By David Dayen Excerpted from the Nation
Because someone with white-nationalist ties occupying a prime seat in the West Wing breaks so many norms, Steve Bannon’s selection as chief strategist to President-elect Donald Trump has dominated headlines. But Reince Priebus’s getting the chief of staff job matters a lot more.
Yes, Bannon’s name appeared before Priebus’s on the press release. Yes, the announcement says they would be “working as equal partners” in the White House. No, I don’t really believe that signifies much.
The chief of staff actually has a defined role. He oversees hundreds of members of the White House staff. He manages the daily schedule and determine access to the president. A chief strategist is just an adviser; Valerie Jarrett and David Axelrod filled this role for President Obama. Bannon may have clout, but Priebus can limit his input to the president and get the last word. With Trump, a demonstrably terrible listener who habitually takes the advice of the last person he talks to, that’s a huge advantage.

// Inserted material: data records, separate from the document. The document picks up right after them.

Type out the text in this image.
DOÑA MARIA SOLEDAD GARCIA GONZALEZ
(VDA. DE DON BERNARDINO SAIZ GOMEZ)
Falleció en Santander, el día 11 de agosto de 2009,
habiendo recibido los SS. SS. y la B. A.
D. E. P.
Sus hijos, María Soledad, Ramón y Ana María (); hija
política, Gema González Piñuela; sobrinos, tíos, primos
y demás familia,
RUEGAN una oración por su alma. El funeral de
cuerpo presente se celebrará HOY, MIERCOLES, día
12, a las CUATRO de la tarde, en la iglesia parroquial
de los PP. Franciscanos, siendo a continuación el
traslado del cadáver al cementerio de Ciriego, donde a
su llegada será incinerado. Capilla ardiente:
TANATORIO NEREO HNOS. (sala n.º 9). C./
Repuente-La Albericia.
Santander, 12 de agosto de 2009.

Kris Kobach, vote suppressor and author of anti-immigrant SB 1070 in Arizona, is on the transition team. So is Congressman Lou Barletta, best known for effectively criminalizing immigrants while serving as mayor of Hazelton, Pennsylvania. Florida Attorney General Pam Bondi, who fired career prosecutors working to indict bankers for fraud and took an illegal $25,000 gift from Trump’s foundation right when she decided to stop investigating Trump University, serves on the team too. Ken Blackwell, who in 2004 as Ohio secretary of state prevented enough Democratic voters from casting ballots to hand the state to George W. Bush, is overseeing domestic issues. I was almost certain Reagan’s attorney general Ed Meese was dead, but he’s popped up too.